Aulnay-sous-Bois: la femme interpellée sans ménagement par des agents de la sûreté ferroviaire est bien enceinte de sept mois, confirme le parquet de Bobigny

Selon la SNCF, la jeune femme s’est "signalée enceinte durant l’interpellation". Elle n’a pas été placée en garde à vue, mais amenée à l’hôpital, où un test de grossesse confirme qu’elle est bien enceinte de 7 mois.

Capture d\'écran d\'une vidéo diffusée sur youtube de l\'interpellation d\'une femme en gare d\'Aulnay-sous-Bois, le 16 juin 2020.
Capture d'écran d'une vidéo diffusée sur youtube de l'interpellation d'une femme en gare d'Aulnay-sous-Bois, le 16 juin 2020. (CAPTURE D'ÉCRAN)

Plusieurs plaintes ont été déposées après l’interpellation musclée mardi soir d’une femme de 23 ans par des fonctionnaires de la Sûreté ferroviaire en gare RER d’Aulnay-sous-Bois (Seine-Saint-Denis), a appris franceinfo mercredi 17 juin auprès du parquet de Bobigny.

Trois plaintes émanent des fonctionnaires de la Sûreté ferroviaire qui ont procédé à cette interpellation et qui reprochent à cette femme, notamment, de les avoir mordus, griffés et poussés après avoir refusé d’obtempérer. Cette dernière a également porté plainte pour violences. Son compagnon, qui a tenté de s’interposer entre les policiers et elle, est toujours en garde à vue ce mercredi soir pour "outrages et violences".

Plusieurs vidéos de cette interpellation ont été abondamment relayées sur les réseaux sociaux depuis mardi soir, des internautes dénonçant le sort réservé à cette femme qui déclare être enceinte, pendant l’interpellation, mais que l’on voit pourtant être poussée sans ménagement, puis plaquée et maintenue au sol dans le hall de la gare par les agents de la Sûreté, qui lui passent les menottes.
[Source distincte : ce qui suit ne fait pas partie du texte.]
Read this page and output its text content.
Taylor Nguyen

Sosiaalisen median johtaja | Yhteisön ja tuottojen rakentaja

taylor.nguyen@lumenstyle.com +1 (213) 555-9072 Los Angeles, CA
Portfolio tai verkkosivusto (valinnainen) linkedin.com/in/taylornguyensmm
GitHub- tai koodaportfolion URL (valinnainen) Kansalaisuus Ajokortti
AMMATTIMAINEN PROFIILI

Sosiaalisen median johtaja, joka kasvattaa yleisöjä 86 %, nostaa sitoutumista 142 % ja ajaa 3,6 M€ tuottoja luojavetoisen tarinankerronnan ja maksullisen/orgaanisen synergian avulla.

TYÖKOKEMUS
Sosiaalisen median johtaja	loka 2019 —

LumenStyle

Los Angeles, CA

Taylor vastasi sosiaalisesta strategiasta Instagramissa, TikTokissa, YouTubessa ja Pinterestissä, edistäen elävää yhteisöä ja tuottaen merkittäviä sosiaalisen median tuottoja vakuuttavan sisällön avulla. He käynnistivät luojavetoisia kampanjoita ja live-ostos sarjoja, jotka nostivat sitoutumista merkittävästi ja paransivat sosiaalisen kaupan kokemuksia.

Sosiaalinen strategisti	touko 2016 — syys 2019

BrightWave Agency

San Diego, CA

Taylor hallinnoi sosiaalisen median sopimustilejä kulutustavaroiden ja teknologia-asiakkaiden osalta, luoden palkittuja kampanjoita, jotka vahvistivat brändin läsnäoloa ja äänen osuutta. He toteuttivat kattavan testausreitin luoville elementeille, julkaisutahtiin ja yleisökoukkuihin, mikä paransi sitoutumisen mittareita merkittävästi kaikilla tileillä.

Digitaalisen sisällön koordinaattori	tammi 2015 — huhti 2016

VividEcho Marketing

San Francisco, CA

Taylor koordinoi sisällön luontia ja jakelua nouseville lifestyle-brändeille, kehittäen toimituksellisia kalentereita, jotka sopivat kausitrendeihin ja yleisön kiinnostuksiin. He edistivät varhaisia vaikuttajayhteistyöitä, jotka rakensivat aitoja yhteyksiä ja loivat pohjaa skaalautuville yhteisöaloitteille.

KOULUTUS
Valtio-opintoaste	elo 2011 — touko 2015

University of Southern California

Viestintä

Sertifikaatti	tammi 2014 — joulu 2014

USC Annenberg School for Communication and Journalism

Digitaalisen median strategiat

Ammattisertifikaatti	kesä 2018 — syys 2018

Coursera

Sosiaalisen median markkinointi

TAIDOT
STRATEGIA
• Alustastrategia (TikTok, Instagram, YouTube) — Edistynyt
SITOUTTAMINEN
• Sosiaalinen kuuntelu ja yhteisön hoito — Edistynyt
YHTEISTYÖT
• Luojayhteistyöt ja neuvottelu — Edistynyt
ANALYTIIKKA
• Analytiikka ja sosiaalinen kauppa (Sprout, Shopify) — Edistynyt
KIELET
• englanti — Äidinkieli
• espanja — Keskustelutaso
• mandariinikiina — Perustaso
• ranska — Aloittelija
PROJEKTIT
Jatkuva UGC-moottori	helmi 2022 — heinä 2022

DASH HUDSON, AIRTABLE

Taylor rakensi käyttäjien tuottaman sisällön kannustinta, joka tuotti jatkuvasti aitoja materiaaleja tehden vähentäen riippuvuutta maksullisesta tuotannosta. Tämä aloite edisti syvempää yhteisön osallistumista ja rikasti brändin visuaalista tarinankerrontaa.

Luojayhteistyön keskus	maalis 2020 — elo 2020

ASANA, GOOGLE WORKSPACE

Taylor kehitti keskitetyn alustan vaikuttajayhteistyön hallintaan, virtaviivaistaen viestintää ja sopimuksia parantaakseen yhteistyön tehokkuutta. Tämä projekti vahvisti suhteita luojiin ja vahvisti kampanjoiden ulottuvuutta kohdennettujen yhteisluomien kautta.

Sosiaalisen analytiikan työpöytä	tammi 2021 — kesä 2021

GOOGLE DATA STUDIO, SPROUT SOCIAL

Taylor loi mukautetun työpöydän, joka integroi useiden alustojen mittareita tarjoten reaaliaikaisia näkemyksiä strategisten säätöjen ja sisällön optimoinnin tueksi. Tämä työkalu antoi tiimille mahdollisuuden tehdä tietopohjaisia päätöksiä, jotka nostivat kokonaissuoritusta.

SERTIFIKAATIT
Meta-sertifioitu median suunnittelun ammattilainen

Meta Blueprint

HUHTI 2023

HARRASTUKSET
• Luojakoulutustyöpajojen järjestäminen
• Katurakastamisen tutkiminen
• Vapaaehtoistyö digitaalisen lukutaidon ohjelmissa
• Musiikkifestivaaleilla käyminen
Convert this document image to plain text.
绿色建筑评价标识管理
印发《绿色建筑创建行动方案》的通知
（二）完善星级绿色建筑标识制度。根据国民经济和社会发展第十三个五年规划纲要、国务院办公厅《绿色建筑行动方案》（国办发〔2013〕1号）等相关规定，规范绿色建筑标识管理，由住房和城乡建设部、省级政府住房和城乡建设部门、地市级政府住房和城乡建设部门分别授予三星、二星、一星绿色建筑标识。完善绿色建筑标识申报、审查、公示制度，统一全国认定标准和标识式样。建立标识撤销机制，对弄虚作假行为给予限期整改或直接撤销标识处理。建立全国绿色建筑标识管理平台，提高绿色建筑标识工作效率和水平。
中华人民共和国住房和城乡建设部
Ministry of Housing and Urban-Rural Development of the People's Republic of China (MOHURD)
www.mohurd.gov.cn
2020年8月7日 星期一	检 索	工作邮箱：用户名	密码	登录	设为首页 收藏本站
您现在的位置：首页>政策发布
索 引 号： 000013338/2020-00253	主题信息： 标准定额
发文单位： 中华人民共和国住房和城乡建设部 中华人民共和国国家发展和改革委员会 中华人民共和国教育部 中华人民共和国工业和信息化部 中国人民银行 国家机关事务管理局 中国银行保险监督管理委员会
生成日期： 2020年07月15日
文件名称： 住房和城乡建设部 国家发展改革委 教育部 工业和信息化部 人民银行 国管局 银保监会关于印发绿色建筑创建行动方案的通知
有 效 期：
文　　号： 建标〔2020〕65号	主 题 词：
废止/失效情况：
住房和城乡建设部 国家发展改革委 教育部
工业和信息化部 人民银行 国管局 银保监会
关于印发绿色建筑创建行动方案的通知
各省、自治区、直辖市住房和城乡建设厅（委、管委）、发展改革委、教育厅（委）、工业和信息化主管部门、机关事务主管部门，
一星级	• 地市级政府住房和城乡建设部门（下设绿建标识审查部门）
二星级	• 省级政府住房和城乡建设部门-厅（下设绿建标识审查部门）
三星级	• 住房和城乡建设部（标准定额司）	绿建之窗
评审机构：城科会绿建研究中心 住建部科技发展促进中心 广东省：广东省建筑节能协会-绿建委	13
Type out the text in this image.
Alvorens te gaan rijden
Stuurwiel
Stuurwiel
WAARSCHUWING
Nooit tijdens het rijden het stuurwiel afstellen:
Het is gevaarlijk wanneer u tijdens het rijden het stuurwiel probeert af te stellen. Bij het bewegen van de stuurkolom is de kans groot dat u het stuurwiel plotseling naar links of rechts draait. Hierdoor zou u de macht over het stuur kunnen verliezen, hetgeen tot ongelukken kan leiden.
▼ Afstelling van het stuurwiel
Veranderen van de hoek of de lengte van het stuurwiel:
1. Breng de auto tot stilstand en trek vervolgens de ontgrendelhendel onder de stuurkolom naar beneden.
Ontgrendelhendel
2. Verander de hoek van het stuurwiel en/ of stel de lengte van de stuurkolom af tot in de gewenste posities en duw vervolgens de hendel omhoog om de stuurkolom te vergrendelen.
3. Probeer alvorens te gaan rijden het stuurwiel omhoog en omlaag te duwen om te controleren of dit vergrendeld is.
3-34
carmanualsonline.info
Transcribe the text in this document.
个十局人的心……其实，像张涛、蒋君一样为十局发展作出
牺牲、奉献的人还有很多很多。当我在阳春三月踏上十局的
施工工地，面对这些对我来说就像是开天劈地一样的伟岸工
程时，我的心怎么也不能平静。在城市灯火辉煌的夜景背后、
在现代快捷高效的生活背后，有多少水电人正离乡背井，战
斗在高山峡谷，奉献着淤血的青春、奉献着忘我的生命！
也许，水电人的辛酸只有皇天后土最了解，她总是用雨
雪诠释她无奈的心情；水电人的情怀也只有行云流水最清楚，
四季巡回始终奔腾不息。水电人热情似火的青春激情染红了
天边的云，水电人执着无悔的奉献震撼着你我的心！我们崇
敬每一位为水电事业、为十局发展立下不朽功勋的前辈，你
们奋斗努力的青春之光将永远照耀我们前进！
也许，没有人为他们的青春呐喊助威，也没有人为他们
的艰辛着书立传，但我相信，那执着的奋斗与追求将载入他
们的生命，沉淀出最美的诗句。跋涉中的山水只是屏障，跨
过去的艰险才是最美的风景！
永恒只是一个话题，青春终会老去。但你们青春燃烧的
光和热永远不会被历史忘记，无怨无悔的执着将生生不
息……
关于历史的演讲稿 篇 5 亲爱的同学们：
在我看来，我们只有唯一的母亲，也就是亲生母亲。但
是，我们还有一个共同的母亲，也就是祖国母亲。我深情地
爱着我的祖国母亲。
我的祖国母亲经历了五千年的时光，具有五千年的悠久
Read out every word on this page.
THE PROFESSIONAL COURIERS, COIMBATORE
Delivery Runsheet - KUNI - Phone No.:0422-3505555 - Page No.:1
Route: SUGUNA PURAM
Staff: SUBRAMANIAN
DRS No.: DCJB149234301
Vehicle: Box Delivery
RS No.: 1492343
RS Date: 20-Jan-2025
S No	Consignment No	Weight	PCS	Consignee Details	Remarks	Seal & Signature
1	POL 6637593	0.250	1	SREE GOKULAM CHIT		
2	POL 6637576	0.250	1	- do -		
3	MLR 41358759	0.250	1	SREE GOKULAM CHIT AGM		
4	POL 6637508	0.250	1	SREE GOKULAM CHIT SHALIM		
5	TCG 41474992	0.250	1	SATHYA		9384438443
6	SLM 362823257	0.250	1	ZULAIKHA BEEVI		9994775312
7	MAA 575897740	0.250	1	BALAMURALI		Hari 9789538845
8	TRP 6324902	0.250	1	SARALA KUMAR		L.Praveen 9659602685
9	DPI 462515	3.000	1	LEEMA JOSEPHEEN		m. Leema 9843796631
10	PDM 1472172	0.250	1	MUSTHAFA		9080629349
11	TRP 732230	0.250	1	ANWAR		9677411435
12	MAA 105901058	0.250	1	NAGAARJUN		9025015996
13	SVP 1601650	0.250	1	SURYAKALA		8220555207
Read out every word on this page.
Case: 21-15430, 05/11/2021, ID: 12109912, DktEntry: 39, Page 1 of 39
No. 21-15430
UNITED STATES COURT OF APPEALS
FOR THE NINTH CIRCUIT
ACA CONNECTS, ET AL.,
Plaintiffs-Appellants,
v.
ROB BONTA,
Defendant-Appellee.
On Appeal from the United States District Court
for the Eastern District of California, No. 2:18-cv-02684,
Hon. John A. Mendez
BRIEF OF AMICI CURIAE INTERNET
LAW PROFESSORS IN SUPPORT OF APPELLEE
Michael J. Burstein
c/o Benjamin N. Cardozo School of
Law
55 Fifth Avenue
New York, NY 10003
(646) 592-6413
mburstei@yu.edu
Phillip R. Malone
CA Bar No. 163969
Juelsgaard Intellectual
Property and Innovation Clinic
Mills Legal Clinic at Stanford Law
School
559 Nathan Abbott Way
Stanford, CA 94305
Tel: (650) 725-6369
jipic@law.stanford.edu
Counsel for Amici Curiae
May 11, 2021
Des vidéos amateurs qui suscitent des "interprétations trompeuses", selon la SNCF. Dans un communiqué, la compagnie ferroviaire dénonce des images "montrant uniquement la fin de l'intervention des agents de la surveillance générale, un moment forcément impressionnant". "Aucune contextualisation, ni explication n'est apportée", regrette la SNCF.

La femme avait été verbalisée "à trois reprises" juste avant, selon les agents

Selon le récit fait par les agents de la Sûreté de la SNCF, cette femme avait été quelques minutes auparavant verbalisée "à trois reprises" sur le quai 2 de la gare RER, "parce qu’elle n’avait pas de masque, qu’elle avait craché, et qu’elle voulait prendre le train sans billet", indique la SNCF. "Les agents l’ont ensuite invitée à quitter la gare. Devant son refus, et un comportement agressif, cette injonction de quitter la gare est devenue contraignante", précise la compagnie.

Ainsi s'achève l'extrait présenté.